Paragraph three of the plaintiff's prayer for relief claims punitive damages with respect to counts two, three, four, and five. The defendants seek to strike the portion of paragraph three which seeks punitive damages with respect to counts three, four and five on the ground that punitive damages are not permissible where statutory causes of action provide express remedies. The plaintiff counters that, although not CT Page 12032 specifically labeled, the punitive damages claim was included as to count two (intentional trespass) and count five (malicious erection of a structure) and she is not pressing for punitive damages for counts three and four. As to count five, the plaintiff argues that because § 52-570
is silent as to remedies, punitive damages may be awarded.

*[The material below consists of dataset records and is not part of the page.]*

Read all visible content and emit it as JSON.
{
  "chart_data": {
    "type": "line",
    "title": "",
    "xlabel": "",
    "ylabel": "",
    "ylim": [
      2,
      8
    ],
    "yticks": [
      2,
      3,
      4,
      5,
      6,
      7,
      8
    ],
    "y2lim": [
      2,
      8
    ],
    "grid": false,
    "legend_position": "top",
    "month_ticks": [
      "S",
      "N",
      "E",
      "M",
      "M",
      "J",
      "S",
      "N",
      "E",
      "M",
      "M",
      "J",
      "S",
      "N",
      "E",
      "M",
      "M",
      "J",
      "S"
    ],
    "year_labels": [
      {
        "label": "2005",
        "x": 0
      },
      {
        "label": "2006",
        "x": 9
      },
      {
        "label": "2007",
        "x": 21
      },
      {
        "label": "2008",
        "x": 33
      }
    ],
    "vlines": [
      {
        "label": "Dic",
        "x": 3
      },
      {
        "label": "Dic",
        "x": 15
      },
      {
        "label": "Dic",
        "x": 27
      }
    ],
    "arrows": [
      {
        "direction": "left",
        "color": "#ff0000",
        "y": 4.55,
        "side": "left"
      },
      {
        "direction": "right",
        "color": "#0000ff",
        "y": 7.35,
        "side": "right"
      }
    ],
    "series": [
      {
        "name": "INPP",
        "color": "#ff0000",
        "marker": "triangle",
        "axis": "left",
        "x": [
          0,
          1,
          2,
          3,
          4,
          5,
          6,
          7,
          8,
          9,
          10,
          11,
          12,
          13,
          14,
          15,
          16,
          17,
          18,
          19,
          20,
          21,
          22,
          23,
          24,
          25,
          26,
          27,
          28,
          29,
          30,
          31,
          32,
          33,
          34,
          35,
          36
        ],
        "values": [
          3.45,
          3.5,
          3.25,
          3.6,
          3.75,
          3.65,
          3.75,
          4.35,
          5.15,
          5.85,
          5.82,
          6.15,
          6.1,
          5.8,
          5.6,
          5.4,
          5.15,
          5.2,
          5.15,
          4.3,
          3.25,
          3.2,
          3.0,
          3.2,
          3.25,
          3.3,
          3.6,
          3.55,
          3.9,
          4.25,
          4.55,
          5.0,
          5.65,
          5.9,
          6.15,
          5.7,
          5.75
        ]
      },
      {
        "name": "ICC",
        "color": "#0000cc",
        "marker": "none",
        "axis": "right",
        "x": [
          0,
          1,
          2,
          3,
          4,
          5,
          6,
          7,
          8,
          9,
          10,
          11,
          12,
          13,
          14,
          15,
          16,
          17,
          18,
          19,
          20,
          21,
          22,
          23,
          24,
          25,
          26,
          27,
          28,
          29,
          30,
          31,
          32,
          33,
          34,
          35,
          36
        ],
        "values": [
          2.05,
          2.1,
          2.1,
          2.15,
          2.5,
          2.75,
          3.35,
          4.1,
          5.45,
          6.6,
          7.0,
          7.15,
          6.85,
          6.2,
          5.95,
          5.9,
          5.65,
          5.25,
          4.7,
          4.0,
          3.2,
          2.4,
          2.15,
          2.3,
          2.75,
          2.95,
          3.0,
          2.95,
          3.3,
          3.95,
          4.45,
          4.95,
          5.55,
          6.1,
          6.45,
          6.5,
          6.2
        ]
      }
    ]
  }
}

"When a cause of action has been created by a statute which expressly provides the remedies for vindication of the cause, other remedies should not readily be implied." Fleischmann Distilling Corp. v. Maier BrewingCo., 386 U.S. 714, 720, 87 S. Ct. 1404, 18 L. Ed. 2d 475 (1967). See, e.g.,Koennicke v. Maiorano, 43 Conn. App. 1, 31-32, 682 A.2d 1046 (1996) (plaintiff may collect only those damages specified by a statute, and no additional punitive damages or attorney's fees). In Chrysler Corp. v.Maiocco, 209 Conn. 579, 592, 552 A.2d 1207 (1989), the Supreme Court took up the issue of statutory construction as it related to whether the legislature intended to provide or proscribe certain remedies, in that case, attorney's fees. "When the language is unclear . . . the court must ascertain the statute's meaning. . . ." (Internal quotation marks omitted.) Id. The court must also put the matter in a "proper legislative context." Id., 593.

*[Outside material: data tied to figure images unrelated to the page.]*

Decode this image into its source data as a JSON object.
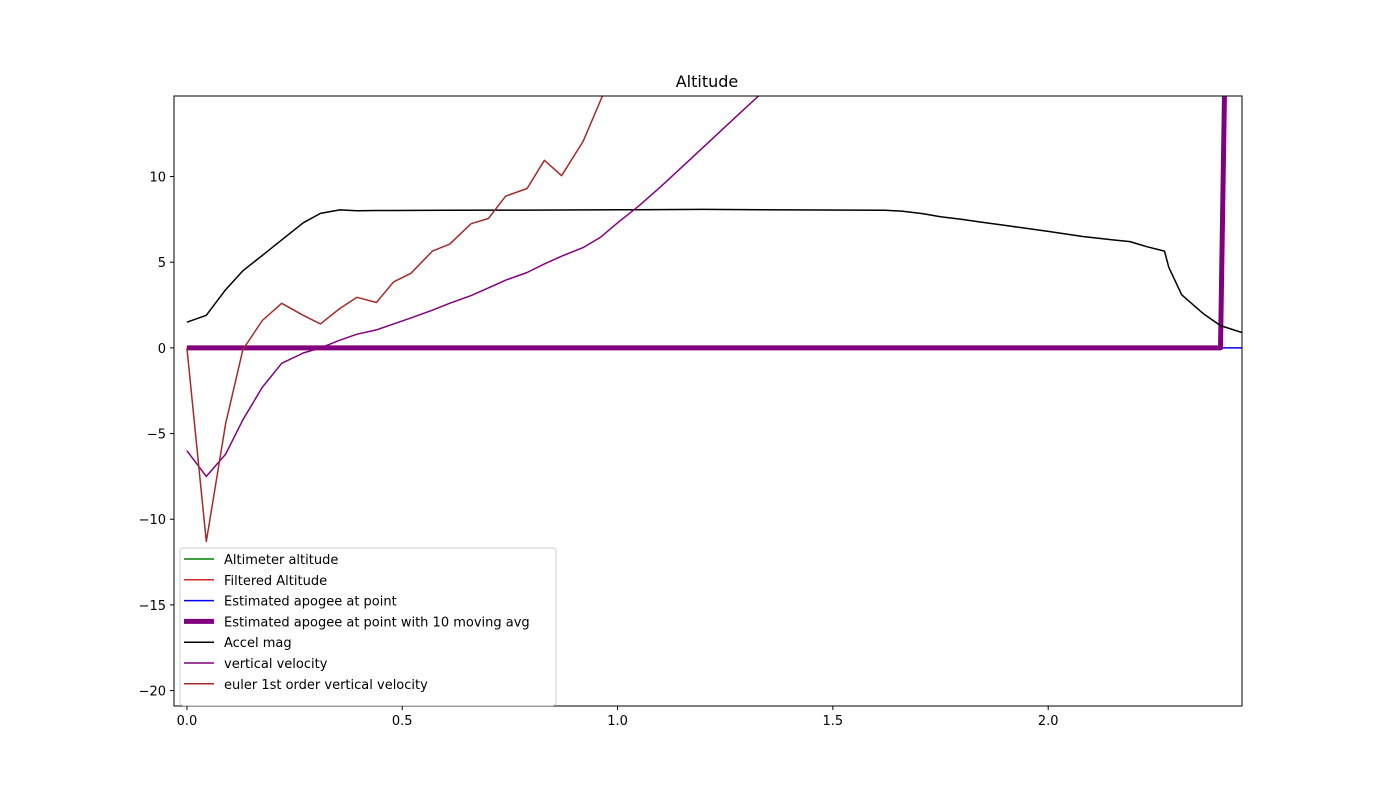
{
  "chart_data": {
    "type": "line",
    "title": "Altitude",
    "xlabel": "",
    "ylabel": "",
    "xlim": [
      -0.03,
      2.45
    ],
    "ylim": [
      -20.9,
      14.7
    ],
    "xticks": [
      0.0,
      0.5,
      1.0,
      1.5,
      2.0
    ],
    "xtick_labels": [
      "0.0",
      "0.5",
      "1.0",
      "1.5",
      "2.0"
    ],
    "yticks": [
      10,
      5,
      0,
      -5,
      -10,
      -15,
      -20
    ],
    "ytick_labels": [
      "10",
      "5",
      "0",
      "−5",
      "−10",
      "−15",
      "−20"
    ],
    "grid": false,
    "legend_position": "lower-left",
    "series": [
      {
        "name": "Altimeter altitude",
        "color": "#008000",
        "linewidth": 1.5,
        "x": [],
        "y": []
      },
      {
        "name": "Filtered Altitude",
        "color": "#d62728",
        "linewidth": 1.5,
        "x": [],
        "y": []
      },
      {
        "name": "Estimated apogee at point",
        "color": "#0000ff",
        "linewidth": 1.5,
        "x": [
          0.0,
          2.45
        ],
        "y": [
          0,
          0
        ]
      },
      {
        "name": "Estimated apogee at point with 10 moving avg",
        "color": "#800080",
        "linewidth": 5,
        "x": [
          0.0,
          2.4,
          2.41
        ],
        "y": [
          0,
          0,
          16
        ]
      },
      {
        "name": "Accel mag",
        "color": "#000000",
        "linewidth": 1.5,
        "x": [
          0.0,
          0.045,
          0.09,
          0.13,
          0.175,
          0.22,
          0.27,
          0.31,
          0.355,
          0.395,
          0.44,
          0.48,
          0.6,
          0.8,
          1.0,
          1.2,
          1.4,
          1.62,
          1.66,
          1.71,
          1.75,
          1.8,
          1.84,
          1.9,
          2.0,
          2.08,
          2.15,
          2.19,
          2.23,
          2.27,
          2.28,
          2.31,
          2.36,
          2.4,
          2.45
        ],
        "y": [
          1.5,
          1.9,
          3.4,
          4.5,
          5.4,
          6.3,
          7.3,
          7.85,
          8.05,
          8.0,
          8.02,
          8.02,
          8.03,
          8.04,
          8.06,
          8.08,
          8.05,
          8.03,
          7.98,
          7.83,
          7.65,
          7.5,
          7.35,
          7.15,
          6.8,
          6.5,
          6.3,
          6.2,
          5.9,
          5.65,
          4.7,
          3.1,
          2.0,
          1.3,
          0.9
        ]
      },
      {
        "name": "vertical velocity",
        "color": "#800080",
        "linewidth": 1.5,
        "x": [
          0.0,
          0.045,
          0.09,
          0.13,
          0.175,
          0.22,
          0.27,
          0.31,
          0.355,
          0.395,
          0.44,
          0.48,
          0.52,
          0.57,
          0.61,
          0.66,
          0.7,
          0.74,
          0.79,
          0.83,
          0.87,
          0.92,
          0.96,
          1.0,
          1.05,
          1.1,
          1.16,
          1.22,
          1.28,
          1.34
        ],
        "y": [
          -6.0,
          -7.5,
          -6.2,
          -4.2,
          -2.3,
          -0.9,
          -0.3,
          0.0,
          0.45,
          0.8,
          1.05,
          1.4,
          1.75,
          2.2,
          2.6,
          3.05,
          3.5,
          3.95,
          4.4,
          4.9,
          5.35,
          5.85,
          6.45,
          7.3,
          8.3,
          9.4,
          10.8,
          12.2,
          13.6,
          15.0
        ]
      },
      {
        "name": "euler 1st order vertical velocity",
        "color": "#a52a2a",
        "linewidth": 1.5,
        "x": [
          0.0,
          0.045,
          0.09,
          0.13,
          0.175,
          0.22,
          0.27,
          0.31,
          0.355,
          0.395,
          0.44,
          0.48,
          0.52,
          0.57,
          0.61,
          0.66,
          0.7,
          0.74,
          0.79,
          0.83,
          0.87,
          0.92,
          0.97
        ],
        "y": [
          0.0,
          -11.3,
          -4.4,
          -0.1,
          1.6,
          2.6,
          1.9,
          1.4,
          2.3,
          2.95,
          2.65,
          3.85,
          4.35,
          5.65,
          6.05,
          7.25,
          7.55,
          8.85,
          9.3,
          10.95,
          10.05,
          12.05,
          15.0
        ]
      }
    ]
  }
}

General Statutes § 52-480, titled, "Injunction against malicious erection of a structure," provides: "An injunction may be granted against the malicious erection, by or with the consent of an owner, lessee or person entitled to the possession of land, of any structure upon it, intended to annoy and injure any owner or lessee of adjacent land in respect to his use or disposition of the same." The plaintiff's contention that § 52-570 is silent as to remedies does not account for the express remedy provided in § 52-480 for the malicious erection of a structure. Case law also suggests that an injunction pursuant to § 52-480 is the exclusive remedy for a violation of §52-570.6 See, e.g., DeCecco v. Beach, 174 Conn. 29, 381 A.2d 543
(1977); Whitlock v. Uhle, supra, 75 Conn. 423; Bradford v. Kimmerle, Superior Court, judicial district of New London at Norwich, Docket No. 113078 (July 19, 1999, Hurley, J.).

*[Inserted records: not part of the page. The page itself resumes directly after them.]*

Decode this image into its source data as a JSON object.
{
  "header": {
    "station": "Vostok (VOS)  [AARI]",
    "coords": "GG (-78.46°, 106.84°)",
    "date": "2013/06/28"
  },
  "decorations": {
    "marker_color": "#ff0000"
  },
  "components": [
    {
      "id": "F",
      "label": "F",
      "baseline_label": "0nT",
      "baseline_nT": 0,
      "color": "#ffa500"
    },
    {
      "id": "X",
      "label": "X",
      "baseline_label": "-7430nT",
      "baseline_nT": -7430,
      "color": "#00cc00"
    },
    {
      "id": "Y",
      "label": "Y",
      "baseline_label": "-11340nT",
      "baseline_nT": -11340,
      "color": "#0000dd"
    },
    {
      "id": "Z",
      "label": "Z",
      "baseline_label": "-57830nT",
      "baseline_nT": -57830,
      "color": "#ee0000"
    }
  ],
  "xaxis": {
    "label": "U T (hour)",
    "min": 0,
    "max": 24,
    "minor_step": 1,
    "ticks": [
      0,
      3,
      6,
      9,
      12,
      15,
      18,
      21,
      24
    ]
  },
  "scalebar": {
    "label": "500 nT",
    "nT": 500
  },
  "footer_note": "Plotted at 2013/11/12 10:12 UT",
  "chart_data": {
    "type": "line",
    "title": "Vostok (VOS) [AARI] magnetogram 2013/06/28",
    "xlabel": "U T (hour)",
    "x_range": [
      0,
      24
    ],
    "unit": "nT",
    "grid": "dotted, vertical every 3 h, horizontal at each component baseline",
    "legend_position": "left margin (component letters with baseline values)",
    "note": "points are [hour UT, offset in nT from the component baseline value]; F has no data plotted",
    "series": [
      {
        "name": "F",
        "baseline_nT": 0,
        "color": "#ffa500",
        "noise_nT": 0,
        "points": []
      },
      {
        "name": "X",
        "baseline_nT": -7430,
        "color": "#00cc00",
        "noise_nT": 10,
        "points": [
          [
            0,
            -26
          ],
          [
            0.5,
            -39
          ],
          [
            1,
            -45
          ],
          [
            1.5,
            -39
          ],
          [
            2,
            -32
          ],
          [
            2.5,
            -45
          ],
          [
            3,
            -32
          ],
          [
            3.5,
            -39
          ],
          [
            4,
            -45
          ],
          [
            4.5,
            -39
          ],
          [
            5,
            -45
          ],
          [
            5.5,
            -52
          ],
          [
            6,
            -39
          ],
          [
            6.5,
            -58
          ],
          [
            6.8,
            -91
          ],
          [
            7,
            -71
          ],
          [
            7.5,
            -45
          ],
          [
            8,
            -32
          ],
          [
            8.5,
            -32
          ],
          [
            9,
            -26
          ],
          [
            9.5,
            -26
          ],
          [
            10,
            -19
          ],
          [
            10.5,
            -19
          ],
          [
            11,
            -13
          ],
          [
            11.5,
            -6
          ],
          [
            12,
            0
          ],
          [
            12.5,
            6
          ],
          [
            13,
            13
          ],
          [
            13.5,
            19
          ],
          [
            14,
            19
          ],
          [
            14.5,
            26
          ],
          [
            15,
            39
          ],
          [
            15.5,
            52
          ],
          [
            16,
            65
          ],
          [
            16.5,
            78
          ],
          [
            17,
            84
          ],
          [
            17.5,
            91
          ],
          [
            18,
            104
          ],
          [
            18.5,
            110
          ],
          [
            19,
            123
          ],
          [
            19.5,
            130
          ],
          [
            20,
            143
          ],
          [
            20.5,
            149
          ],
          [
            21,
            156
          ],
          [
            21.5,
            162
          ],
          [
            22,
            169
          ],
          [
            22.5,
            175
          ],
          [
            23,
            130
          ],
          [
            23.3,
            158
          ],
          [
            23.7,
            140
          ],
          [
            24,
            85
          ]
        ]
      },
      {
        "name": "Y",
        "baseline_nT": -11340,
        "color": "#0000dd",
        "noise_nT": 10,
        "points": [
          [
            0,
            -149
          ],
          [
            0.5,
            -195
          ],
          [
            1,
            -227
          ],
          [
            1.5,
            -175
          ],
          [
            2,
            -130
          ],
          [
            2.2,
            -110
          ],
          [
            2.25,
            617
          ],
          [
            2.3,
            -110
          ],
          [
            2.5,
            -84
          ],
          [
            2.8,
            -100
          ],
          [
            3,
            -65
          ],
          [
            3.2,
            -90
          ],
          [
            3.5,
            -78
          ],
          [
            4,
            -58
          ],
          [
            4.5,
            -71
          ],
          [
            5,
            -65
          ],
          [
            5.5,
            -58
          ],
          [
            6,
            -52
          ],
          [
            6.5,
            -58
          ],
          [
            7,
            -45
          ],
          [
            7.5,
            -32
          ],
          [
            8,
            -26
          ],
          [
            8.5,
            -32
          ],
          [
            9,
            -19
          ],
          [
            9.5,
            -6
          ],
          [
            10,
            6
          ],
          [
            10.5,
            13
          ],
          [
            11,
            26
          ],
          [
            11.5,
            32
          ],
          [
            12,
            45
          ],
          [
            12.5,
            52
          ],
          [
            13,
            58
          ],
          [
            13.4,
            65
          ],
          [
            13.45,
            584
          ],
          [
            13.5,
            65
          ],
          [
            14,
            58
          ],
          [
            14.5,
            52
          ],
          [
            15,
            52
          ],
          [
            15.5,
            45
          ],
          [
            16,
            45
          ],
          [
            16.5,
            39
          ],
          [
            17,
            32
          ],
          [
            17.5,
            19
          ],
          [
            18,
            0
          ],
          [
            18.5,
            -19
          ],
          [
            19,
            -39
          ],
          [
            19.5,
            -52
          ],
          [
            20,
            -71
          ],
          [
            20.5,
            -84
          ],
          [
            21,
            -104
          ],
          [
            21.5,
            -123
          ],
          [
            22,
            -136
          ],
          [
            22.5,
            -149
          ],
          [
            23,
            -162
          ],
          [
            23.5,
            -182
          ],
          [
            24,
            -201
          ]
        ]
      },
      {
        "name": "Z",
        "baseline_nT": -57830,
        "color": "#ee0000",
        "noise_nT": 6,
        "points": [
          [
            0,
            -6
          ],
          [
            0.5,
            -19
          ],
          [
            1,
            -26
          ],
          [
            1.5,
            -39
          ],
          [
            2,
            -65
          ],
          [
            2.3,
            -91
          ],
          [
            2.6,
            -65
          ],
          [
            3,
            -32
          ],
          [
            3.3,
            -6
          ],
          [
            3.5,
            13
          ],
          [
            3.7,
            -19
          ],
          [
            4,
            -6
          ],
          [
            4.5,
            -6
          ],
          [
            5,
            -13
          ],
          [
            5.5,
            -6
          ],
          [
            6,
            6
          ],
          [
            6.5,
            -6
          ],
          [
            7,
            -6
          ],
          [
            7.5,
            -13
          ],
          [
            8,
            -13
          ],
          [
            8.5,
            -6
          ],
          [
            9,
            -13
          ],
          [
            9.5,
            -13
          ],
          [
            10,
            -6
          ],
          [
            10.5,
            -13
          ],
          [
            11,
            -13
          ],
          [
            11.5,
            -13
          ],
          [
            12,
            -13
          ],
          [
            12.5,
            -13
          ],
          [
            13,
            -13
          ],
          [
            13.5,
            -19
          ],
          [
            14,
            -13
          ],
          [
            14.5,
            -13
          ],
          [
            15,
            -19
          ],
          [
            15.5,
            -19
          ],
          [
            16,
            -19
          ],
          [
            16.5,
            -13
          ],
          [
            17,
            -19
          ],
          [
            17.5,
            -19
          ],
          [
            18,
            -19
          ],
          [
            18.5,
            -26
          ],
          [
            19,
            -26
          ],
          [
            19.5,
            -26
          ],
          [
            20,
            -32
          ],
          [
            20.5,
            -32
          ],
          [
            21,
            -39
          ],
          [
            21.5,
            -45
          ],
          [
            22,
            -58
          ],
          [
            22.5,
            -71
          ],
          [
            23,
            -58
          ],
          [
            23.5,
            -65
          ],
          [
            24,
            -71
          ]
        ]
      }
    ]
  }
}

For the foregoing reasons, the court enters the following orders:
I. The Motion to Strike is granted as to Court four;
II. The Motion to Strike is granted as to Count Five;
III. The Motion to Strike is granted as to that portion of paragraph three of the plaintiff's Prayer for Relief which seeks punitive damages with respect to Counts three, four and five of the Revised Complaint.